Od czasu rozpoznania choroby męża, Mii
wydaje się, jakby go traciła. Nie jest tym samym mężczyzną, którego pokochała
kilka lat wcześniej. Miejscami czuje się obca we własnym domu. I to chyba boli
ją najbardziej. Niklas, jej syn, stara się pogodzić z zaistniałą sytuacją,
wspiera rodziców jak tylko może. Angażuje się w projekt ze swoim kolegą, by
stworzyć filmik na dowolny temat, w ramach zajęć w szkole. Chłopcy decydują, że
tematem ich pracy będzie woda. Wydaje mi się, że to mogło być dla niego
odskocznią od rodzinnej sytuacji.
Osobą, która ma to wszystko gdzieś
jest Frederik. Dobrze, rozumiem, że jest chory i nie panuje nad swoim
zachowaniem, ale to nie jest wyjaśnienie. To jego najmniej polubiłam w tej
książce. Zanim wyszło na jaw, że jest chory, jego zachowanie budziło we mnie dezaprobatę.
Wracał późno do domu, nie darzył uczuciami swojej żony, robił awantury o byle
co. Przykład pana domu, któremu wszystko wolno, bo to jedyny żywiciel rodziny.
Przechodząc
dalej. Akcja książki nie rozwijała się jakoś szczególnie szybko jak na tego typu
gatunek. Czasami miałam wrażenie, że jeden wątek zbyt długo się ciągnie, a
czasami były za mało rozwinięte. Lektura zawiera wtrącenia medyczne, które
uważam za potrzebne, ponieważ znajduje się tutaj sporo terminologii, która jest
obca dla osób, które nie są związane z tą dziedziną wiedzy. Szczerze
powiedziawszy, kiedy przeczytałam opis z tytułu książki, spodziewałam się po
nim czegoś lepszego.
Podsumowując. Nie był to kryminał,
ale dobra powieść psychologiczna. Polecam każdemu, kto chce się zaznajomić z
tematem chorób neurologicznych w rodzinie. Aspekty jakie się z tym wiążą są w
bardzo fajny sposób opisane.
Ocena: 6/10
no i teraz mam mieszane uczucia. Po co przedstawiać coś jako kryminał, skoro nim nie jest? Ale książka po Twojej recenzji zapowiada się naprawdę ciekawie. Pewnie byłabym nią bardziej zainteresowana, gdyby była bardziej kryminałem. Z drugiej strony kryminał skandynawski to coś, co bardzo lubię, więc może to jednak będzie coś, co mnie zainteresuje :D Fabuła naprawdę zachęca :D
OdpowiedzUsuńŚwietna recenzja, pozdrawiam serdecznie!

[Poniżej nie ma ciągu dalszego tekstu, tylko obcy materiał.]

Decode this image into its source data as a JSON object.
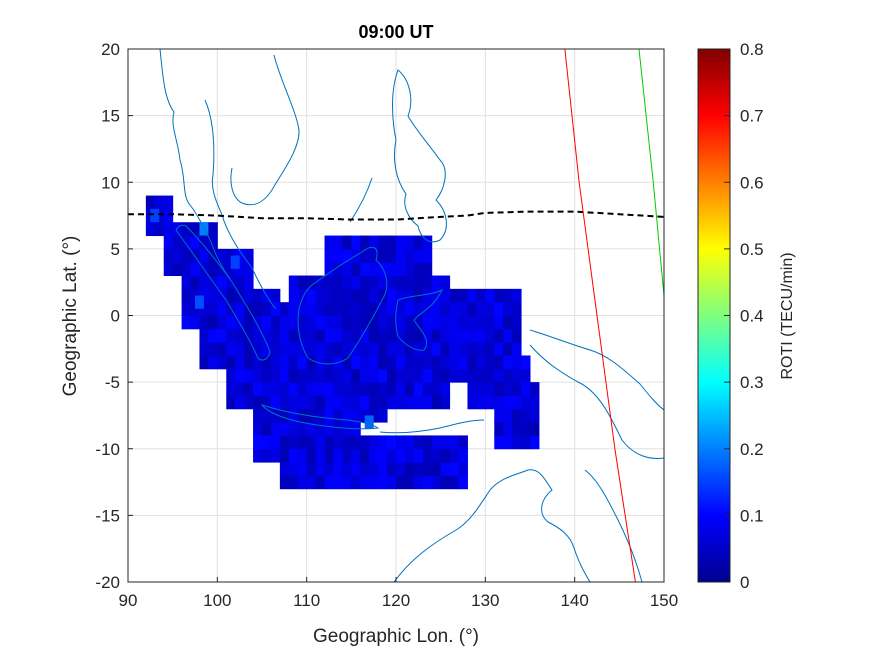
{
  "title": "09:00 UT",
  "xlabel": "Geographic Lon. (°)",
  "ylabel": "Geographic Lat. (°)",
  "colorbar": {
    "label": "ROTI (TECU/min)",
    "colormap": "jet",
    "range": [
      0,
      0.8
    ],
    "ticks": [
      "0",
      "0.1",
      "0.2",
      "0.3",
      "0.4",
      "0.5",
      "0.6",
      "0.7",
      "0.8"
    ]
  },
  "chart_data": {
    "type": "heatmap",
    "title": "09:00 UT",
    "xlabel": "Geographic Lon. (°)",
    "ylabel": "Geographic Lat. (°)",
    "xlim": [
      90,
      150
    ],
    "ylim": [
      -20,
      20
    ],
    "x_ticks": [
      "90",
      "100",
      "110",
      "120",
      "130",
      "140",
      "150"
    ],
    "y_ticks": [
      "20",
      "15",
      "10",
      "5",
      "0",
      "-5",
      "-10",
      "-15",
      "-20"
    ],
    "grid": true,
    "value_range": [
      0,
      0.8
    ],
    "cell_size_deg": 1,
    "cell_value_typical": 0.08,
    "cells": [
      {
        "lon": [
          92,
          95
        ],
        "lat": [
          6,
          9
        ]
      },
      {
        "lon": [
          94,
          100
        ],
        "lat": [
          3,
          7
        ]
      },
      {
        "lon": [
          96,
          104
        ],
        "lat": [
          -1,
          5
        ]
      },
      {
        "lon": [
          98,
          107
        ],
        "lat": [
          -4,
          2
        ]
      },
      {
        "lon": [
          101,
          112
        ],
        "lat": [
          -7,
          -1
        ]
      },
      {
        "lon": [
          104,
          116
        ],
        "lat": [
          -9,
          -4
        ]
      },
      {
        "lon": [
          105,
          125
        ],
        "lat": [
          -3,
          1
        ]
      },
      {
        "lon": [
          108,
          119
        ],
        "lat": [
          -8,
          -2
        ]
      },
      {
        "lon": [
          110,
          126
        ],
        "lat": [
          -7,
          0
        ]
      },
      {
        "lon": [
          108,
          126
        ],
        "lat": [
          0,
          3
        ]
      },
      {
        "lon": [
          112,
          124
        ],
        "lat": [
          3,
          6
        ]
      },
      {
        "lon": [
          119,
          132
        ],
        "lat": [
          -5,
          0
        ]
      },
      {
        "lon": [
          126,
          134
        ],
        "lat": [
          -4,
          2
        ]
      },
      {
        "lon": [
          128,
          135
        ],
        "lat": [
          -7,
          -3
        ]
      },
      {
        "lon": [
          131,
          136
        ],
        "lat": [
          -10,
          -5
        ]
      },
      {
        "lon": [
          107,
          128
        ],
        "lat": [
          -13,
          -9
        ]
      },
      {
        "lon": [
          104,
          112
        ],
        "lat": [
          -11,
          -9
        ]
      }
    ],
    "hotspots": [
      {
        "lon": 93,
        "lat": 7.5,
        "value": 0.15
      },
      {
        "lon": 98.5,
        "lat": 6.5,
        "value": 0.2
      },
      {
        "lon": 98,
        "lat": 1,
        "value": 0.16
      },
      {
        "lon": 102,
        "lat": 4,
        "value": 0.15
      },
      {
        "lon": 117,
        "lat": -8,
        "value": 0.18
      }
    ],
    "series": [
      {
        "name": "",
        "style": "black dashed",
        "lon": [
          90,
          95,
          100,
          105,
          110,
          115,
          120,
          125,
          128,
          130,
          135,
          140,
          145,
          150
        ],
        "lat": [
          7.6,
          7.6,
          7.5,
          7.3,
          7.3,
          7.2,
          7.2,
          7.4,
          7.5,
          7.7,
          7.8,
          7.8,
          7.6,
          7.4
        ]
      },
      {
        "name": "",
        "style": "red solid",
        "lon": [
          138.9,
          140.5,
          142.5,
          144.5,
          146.8
        ],
        "lat": [
          20,
          10,
          0,
          -10,
          -20
        ]
      },
      {
        "name": "",
        "style": "green solid",
        "lon": [
          147.2,
          148.0,
          148.8,
          149.5,
          150
        ],
        "lat": [
          20,
          15,
          10,
          5,
          1.5
        ]
      }
    ]
  },
  "map": {
    "coastline_color": "#0072BD"
  }
}
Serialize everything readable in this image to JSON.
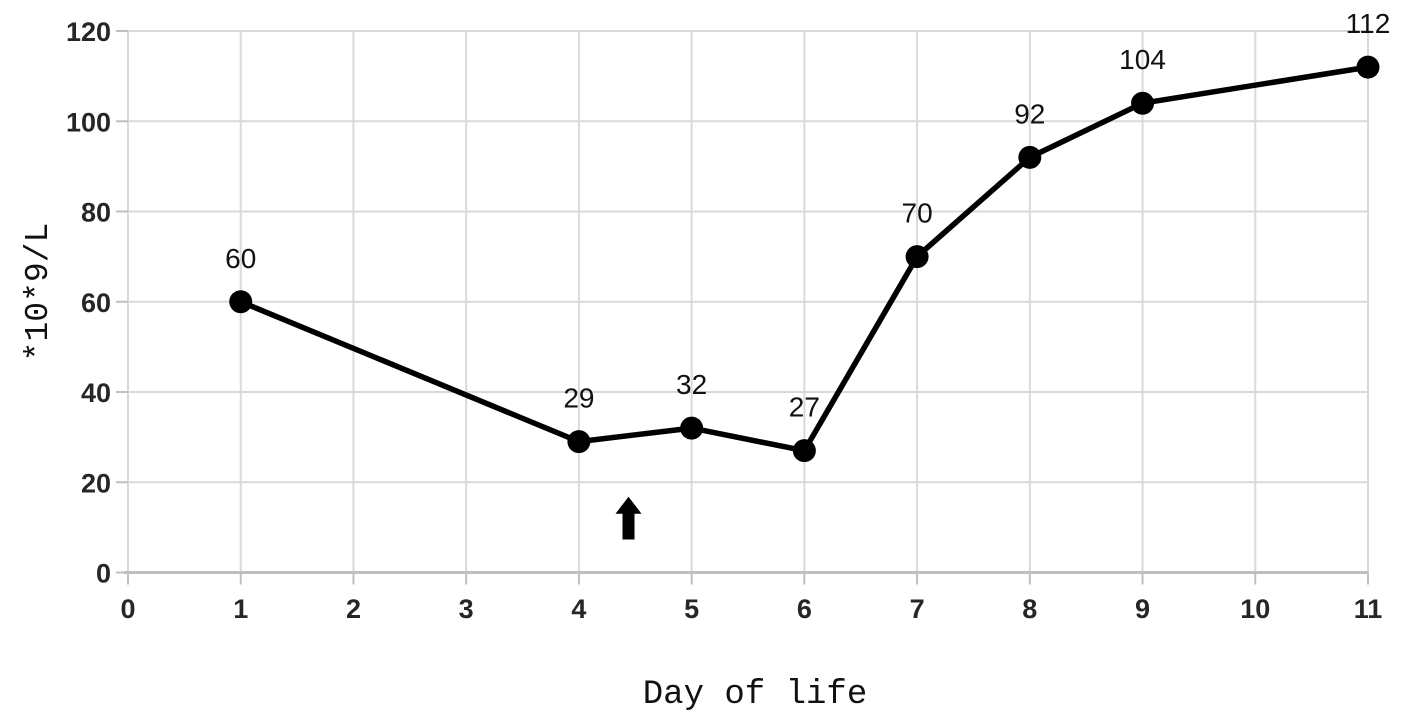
{
  "figure": {
    "background": "#ffffff"
  },
  "chart_data": {
    "type": "line",
    "title": "",
    "xlabel": "Day of life",
    "ylabel": "*10*9/L",
    "x": [
      1,
      4,
      5,
      6,
      7,
      8,
      9,
      11
    ],
    "values": [
      60,
      29,
      32,
      27,
      70,
      92,
      104,
      112
    ],
    "point_labels": [
      "60",
      "29",
      "32",
      "27",
      "70",
      "92",
      "104",
      "112"
    ],
    "xlim": [
      0,
      11
    ],
    "ylim": [
      0,
      120
    ],
    "x_ticks": [
      0,
      1,
      2,
      3,
      4,
      5,
      6,
      7,
      8,
      9,
      10,
      11
    ],
    "y_ticks": [
      0,
      20,
      40,
      60,
      80,
      100,
      120
    ],
    "grid": true,
    "legend": false,
    "annotations": [
      {
        "type": "up-arrow",
        "x": 4.44,
        "y_base": 7.3,
        "y_tip": 16.8
      }
    ],
    "colors": {
      "line": "#000000",
      "marker": "#000000",
      "grid": "#d9d9d9",
      "axis": "#bfbfbf",
      "tick_label": "#262626",
      "value_label": "#111111"
    }
  }
}
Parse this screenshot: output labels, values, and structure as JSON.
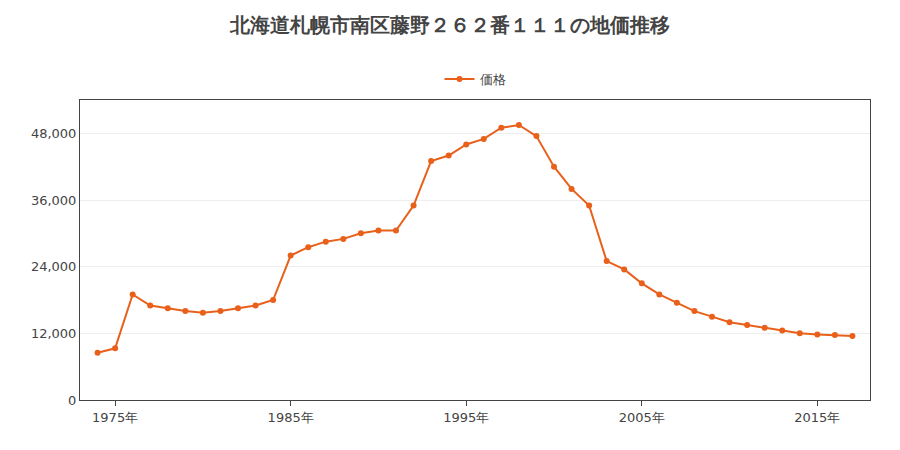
{
  "chart_data": {
    "type": "line",
    "title": "北海道札幌市南区藤野２６２番１１１の地価推移",
    "x": [
      1974,
      1975,
      1976,
      1977,
      1978,
      1979,
      1980,
      1981,
      1982,
      1983,
      1984,
      1985,
      1986,
      1987,
      1988,
      1989,
      1990,
      1991,
      1992,
      1993,
      1994,
      1995,
      1996,
      1997,
      1998,
      1999,
      2000,
      2001,
      2002,
      2003,
      2004,
      2005,
      2006,
      2007,
      2008,
      2009,
      2010,
      2011,
      2012,
      2013,
      2014,
      2015,
      2016,
      2017
    ],
    "series": [
      {
        "name": "価格",
        "color": "#e8601a",
        "marker": "circle",
        "line_style": "solid",
        "values": [
          8500,
          9300,
          19000,
          17000,
          16500,
          16000,
          15700,
          16000,
          16500,
          17000,
          18000,
          26000,
          27500,
          28500,
          29000,
          30000,
          30500,
          30500,
          35000,
          43000,
          44000,
          46000,
          47000,
          49000,
          49500,
          47500,
          42000,
          38000,
          35000,
          25000,
          23500,
          21000,
          19000,
          17500,
          16000,
          15000,
          14000,
          13500,
          13000,
          12500,
          12000,
          11800,
          11700,
          11500
        ]
      }
    ],
    "xlim": [
      1973,
      2018
    ],
    "xticks": [
      {
        "value": 1975,
        "label": "1975年"
      },
      {
        "value": 1985,
        "label": "1985年"
      },
      {
        "value": 1995,
        "label": "1995年"
      },
      {
        "value": 2005,
        "label": "2005年"
      },
      {
        "value": 2015,
        "label": "2015年"
      }
    ],
    "ylim": [
      0,
      54000
    ],
    "yticks": [
      0,
      {
        "value": 12000,
        "label": "12,000"
      },
      {
        "value": 24000,
        "label": "24,000"
      },
      {
        "value": 36000,
        "label": "36,000"
      },
      {
        "value": 48000,
        "label": "48,000"
      }
    ],
    "grid": "y",
    "legend": "top"
  }
}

To fakt, książka kryminałem nie jest. Ogólnie, jest dobra, więc można dać jej szanse i samemu się przekonać :)
UsuńPozdrawiam
#Paula
Brzmi naprawdę bardzo ciekawie. Nie przeszkadzałoby mi, że książka w zasadzie nie jest kryminałem, bo lubię powieści psychologiczne oraz takie z wątkiem medycznym. W sumie dałabym jej szansę nawet mimo wad, o których piszesz. A nuż mi się spodoba ;) Trochę co prawda boję się tych minusów, ale z drugiej strony jestem tym ciekawsza lektury.